Un accident évité coûte toujours moins cher qu’un accident indemnisé. C’est toute la logique des principes généraux de prévention : 9 règles inscrites dans le Code du travail, que chaque employeur doit suivre pour construire sa politique de santé et de sécurité. Elles ne relèvent pas d’une bonne pratique parmi d’autres : leur respect conditionne la conformité légale de l’entreprise, et surtout la protection réelle des salariés.

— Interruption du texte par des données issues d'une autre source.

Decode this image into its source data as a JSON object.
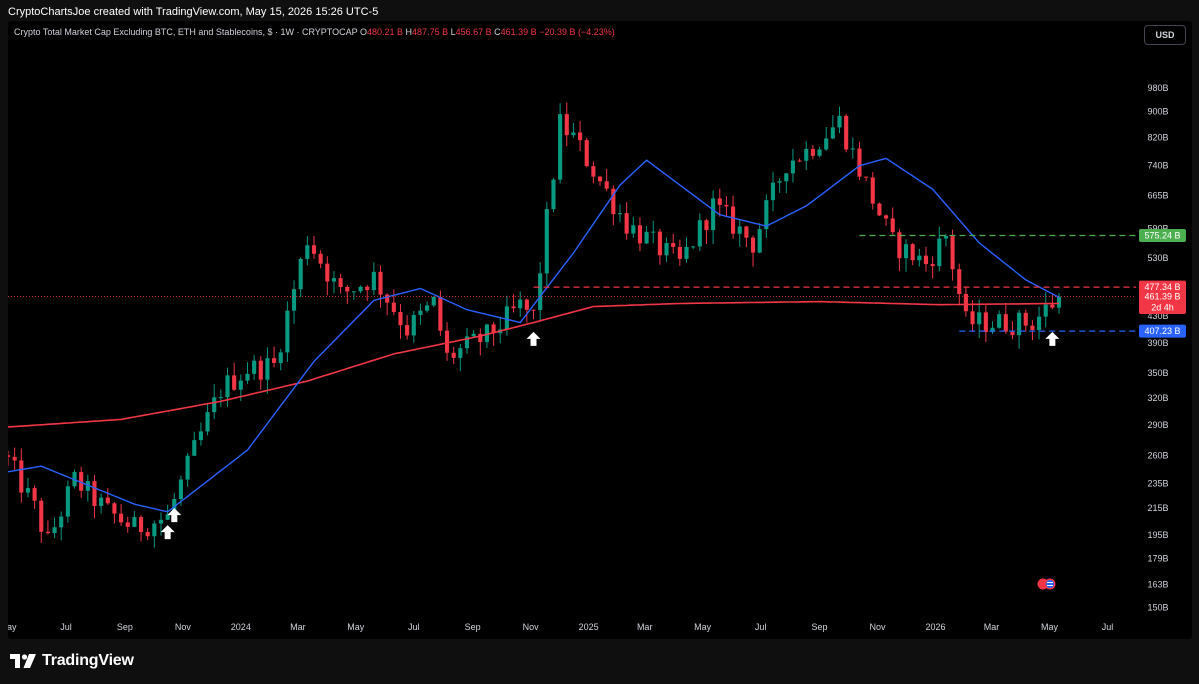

Le sujet paraît simple sur le papier. Sur le terrain, c’est une autre histoire. Cet article détaille les 9 principes, leur base légale, l’ordre dans lequel ils doivent s’articuler, et la manière de les traduire en actions concrètes.

Principes généraux de prévention : qu’est-ce que c’est ?

Les principes généraux de prévention représentent la base sur laquelle la politique de sécurité au travail s’appuie en France. Ils fixent la logique que l’employeur doit suivre pour identifier les dangers, réduire les risques et protéger la santé physique et mentale des salariés.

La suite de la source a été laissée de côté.